You can call it a “gut claim” if that makes you feel better. But the actual reason is I did some very simple math (about the window size required and given quadratic scaling for transformers) and concluded that practically speaking it was impossible.
If you’re talking about this:
Now imagine trying to implement a serious backtracking algorithm. Stockfish checks millions of positions per turn of play. The attention window for your “backtracking transformer” is going to have to be at lease {size of chess board state}*{number of positions evaluated}.
And because of quadratic attention, training it is going to take on the order of {number or parameters}*({chess board state size}*{number of positions evaluated})^2
then that’s just irrelevant. You don’t need to evaluate millions of positions to backtrack (unless you think humans don’t backtrack) or play chess.
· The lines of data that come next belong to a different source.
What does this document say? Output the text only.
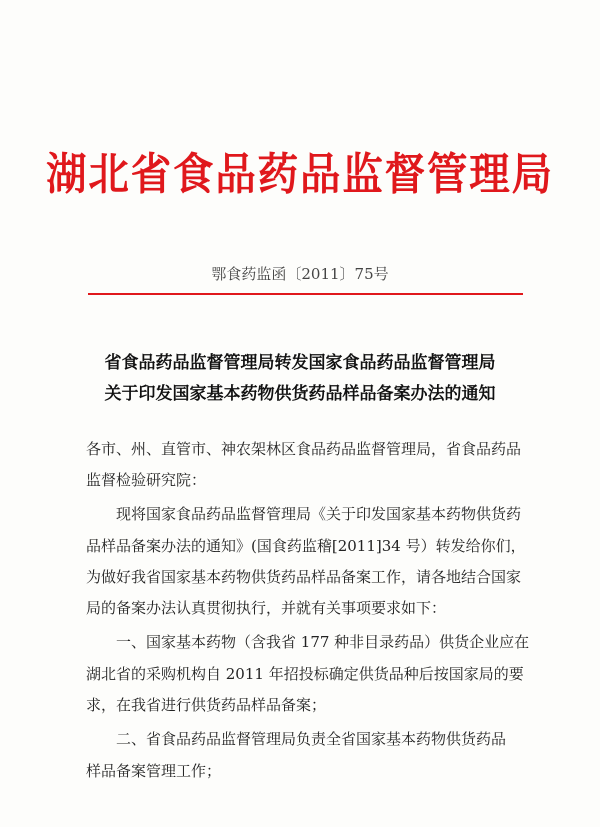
湖北省食品药品监督管理局
鄂食药监函〔2011〕75号
省食品药品监督管理局转发国家食品药品监督管理局
关于印发国家基本药物供货药品样品备案办法的通知
各市、州、直管市、神农架林区食品药品监督管理局，省食品药品
监督检验研究院：
　　现将国家食品药品监督管理局《关于印发国家基本药物供货药
品样品备案办法的通知》(国食药监稽[2011]34 号）转发给你们，
为做好我省国家基本药物供货药品样品备案工作，请各地结合国家
局的备案办法认真贯彻执行，并就有关事项要求如下：
　　一、国家基本药物（含我省 177 种非目录药品）供货企业应在
湖北省的采购机构自 2011 年招投标确定供货品种后按国家局的要
求，在我省进行供货药品样品备案；
　　二、省食品药品监督管理局负责全省国家基本药物供货药品
样品备案管理工作；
My point was not that “a relatively simple architecture that contains a Transformer as the core” cannot solve problems via trial and error (in fact I think it’s likely such an architecture exists). My point was that transformers alone cannot do so.
There’s nothing the former can do that the latter can’t. “architecture” is really overselling it but i couldn’t think of a better word. It’s just function calling.
Not really. The majority of your experiences and interactions are forgotten and discarded, the few that aren’t are recalled and triggered by the right input when necessary and not just sitting there in your awareness at all times. Those memories are also modified at every recall.
And that’s really just beside the point. However you want to spin it, evaluating that many positions is not necessary for backtracking or playing chess. If that’s the base of your “impossible” rhetoric then it’s a poor one.